Durante quatro estações, em todas as manhãs, o trem deslizava em frente de nossa casa. Nascia na cidade de um avô, que escrevia nas paredes, e morria na cidade de outro avô, com seu olho de vidro. Sempre suspeitei o nascer como entrar num trem andando. Só que, o mundo, eu não sabia de onde vinha nem para onde ia. E, no meu vagão, não escolhi os companheiros para a viagem. Eram todos estranhos, severos, amargos, impostos. Também entrei sem comprar o bilhete de viagem. Minha bagagem, pequena, cabia debaixo do banco — da segunda classe — sem incomodar. Contrabandeava poucos pertences: uma grande dor que doía o corpo inteiro e a vontade de encontrar um remédio capaz de remediar o incômodo. Até hoje o mundo ainda não atracou. Vou sem escolher o destino. O trem estancava na minha cidade, trocava de carga e reabastecia-se.

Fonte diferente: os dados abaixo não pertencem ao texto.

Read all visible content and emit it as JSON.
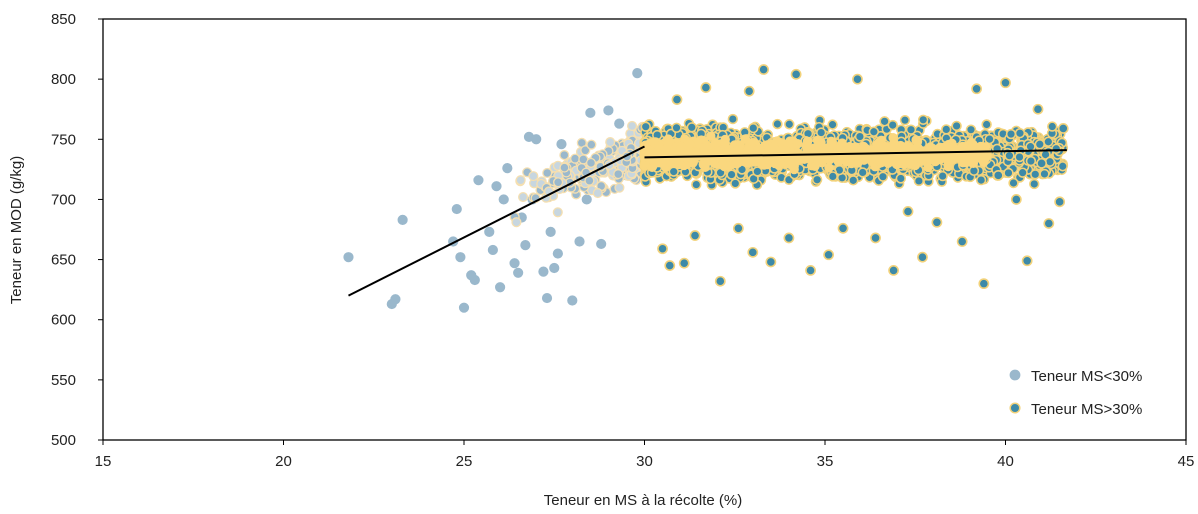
{
  "chart_data": {
    "type": "scatter",
    "title": "",
    "xlabel": "Teneur en MS à la récolte (%)",
    "ylabel": "Teneur en MOD (g/kg)",
    "xlim": [
      15,
      45
    ],
    "ylim": [
      500,
      850
    ],
    "xticks": [
      "15",
      "20",
      "25",
      "30",
      "35",
      "40",
      "45"
    ],
    "yticks": [
      "500",
      "550",
      "600",
      "650",
      "700",
      "750",
      "800",
      "850"
    ],
    "grid": false,
    "legend_position": "bottom-right",
    "colors": {
      "low_fill": "#9ab8cc",
      "high_fill": "#3d8aa8",
      "high_edge": "#f2d27a",
      "low_overlay": "#f5dfb0",
      "high_overlay": "#fad77e",
      "trend": "#000000"
    },
    "series": [
      {
        "name": "Teneur MS<30%",
        "marker": "circle",
        "points": [
          [
            21.8,
            652
          ],
          [
            23.0,
            613
          ],
          [
            23.1,
            617
          ],
          [
            23.3,
            683
          ],
          [
            24.7,
            665
          ],
          [
            24.8,
            692
          ],
          [
            25.0,
            610
          ],
          [
            25.2,
            637
          ],
          [
            25.3,
            633
          ],
          [
            25.4,
            716
          ],
          [
            25.7,
            673
          ],
          [
            25.8,
            658
          ],
          [
            25.9,
            711
          ],
          [
            26.0,
            627
          ],
          [
            26.1,
            700
          ],
          [
            26.2,
            726
          ],
          [
            26.4,
            647
          ],
          [
            26.5,
            639
          ],
          [
            26.6,
            685
          ],
          [
            26.7,
            662
          ],
          [
            26.8,
            752
          ],
          [
            27.0,
            750
          ],
          [
            27.2,
            640
          ],
          [
            27.3,
            618
          ],
          [
            27.4,
            673
          ],
          [
            27.5,
            643
          ],
          [
            27.6,
            655
          ],
          [
            27.7,
            746
          ],
          [
            28.0,
            616
          ],
          [
            28.2,
            665
          ],
          [
            28.5,
            772
          ],
          [
            28.8,
            663
          ],
          [
            29.0,
            774
          ],
          [
            29.3,
            763
          ],
          [
            29.8,
            805
          ],
          [
            24.9,
            652
          ],
          [
            26.9,
            700
          ],
          [
            27.9,
            720
          ],
          [
            28.4,
            700
          ],
          [
            29.5,
            720
          ]
        ],
        "dense_cloud": {
          "x_range": [
            26.2,
            30.0
          ],
          "y_range": [
            670,
            770
          ],
          "count": 260
        }
      },
      {
        "name": "Teneur MS>30%",
        "marker": "circle",
        "points": [
          [
            30.5,
            659
          ],
          [
            30.7,
            645
          ],
          [
            31.1,
            647
          ],
          [
            32.1,
            632
          ],
          [
            32.6,
            676
          ],
          [
            33.0,
            656
          ],
          [
            33.5,
            648
          ],
          [
            33.3,
            808
          ],
          [
            34.2,
            804
          ],
          [
            34.0,
            668
          ],
          [
            34.6,
            641
          ],
          [
            35.1,
            654
          ],
          [
            35.9,
            800
          ],
          [
            36.9,
            641
          ],
          [
            37.7,
            652
          ],
          [
            39.4,
            630
          ],
          [
            40.0,
            797
          ],
          [
            40.6,
            649
          ],
          [
            40.9,
            775
          ],
          [
            41.5,
            698
          ],
          [
            41.6,
            759
          ],
          [
            41.2,
            680
          ],
          [
            40.3,
            700
          ],
          [
            39.2,
            792
          ],
          [
            38.8,
            665
          ],
          [
            37.3,
            690
          ],
          [
            36.4,
            668
          ],
          [
            35.5,
            676
          ],
          [
            31.7,
            793
          ],
          [
            32.9,
            790
          ],
          [
            31.4,
            670
          ],
          [
            38.1,
            681
          ],
          [
            39.8,
            720
          ],
          [
            41.0,
            730
          ],
          [
            30.9,
            783
          ]
        ],
        "dense_cloud": {
          "x_range": [
            30.0,
            41.6
          ],
          "y_range": [
            665,
            795
          ],
          "count": 2000
        }
      }
    ],
    "trend_lines": [
      {
        "x": [
          21.8,
          30.0
        ],
        "y": [
          620,
          744
        ]
      },
      {
        "x": [
          30.0,
          41.7
        ],
        "y": [
          735,
          741
        ]
      }
    ]
  },
  "legend": {
    "items": [
      "Teneur MS<30%",
      "Teneur MS>30%"
    ]
  }
}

Minha irmã maior gostava de agulhas. Meu primeiro irmão mastigava vidro. Uma brisa morna morava na ponta dos dedos da quase moça. Ela trespassava na agulha uma linha, de azul profundo, e bordava. Tecia paisagens com ponto de cruz, miúdos, mas tão miúdos, que ficava difícil acreditar que não eram mares as águas que ela crucificava. Não erguia a cabeça quase nunca. Vivia curvada sobre os panos, construindo suas cruzes sobre um desconhecido calvário. Na testa trazia uma cicatriz enviesada. Os olhos exigiram lentes grossas para desanuviar o mundo. Ao brincar com sua boneca de celuloide, trancada no banheiro — escondendo-se do pai — caiu e levou muitos pontos. O medo bordou sua fronte com pontos de dor.
Um sonho fora do sono persistia em mim. Nasci afogado por ele: o de desvendar o mar. Afundar-me em sua grandeza, salgar-me em sua salmoura, esconder-me em suas ondas, surgir desafogado onde nem eu me sabia. Eu só desconfiava o mar por ouvir dizer. Numa infância sem surpresas, cercado pelas montanhas, o mar escondia-se depois de muito pensamento.
No princípio, eu guardava meu verbo amar debaixo de muita gramática. Se por prudência, também pelo medo de desbotá-lo ao deixá-lo vir à luz. Sempre vi a palavra penumbra como a claridade suficiente para proteger o amor. Quando longe do meu amor, ele se anunciava pelos crepúsculos, pelas noites sem sono, pelos pensamentos desocupados, pelas manhãs penetrando por debaixo das portas, pelas dores que doíam a pele por inteiro. A compaixão — sem lágrimas — de presenciar o tomate sendo dividido, eu creditava ao meu amor.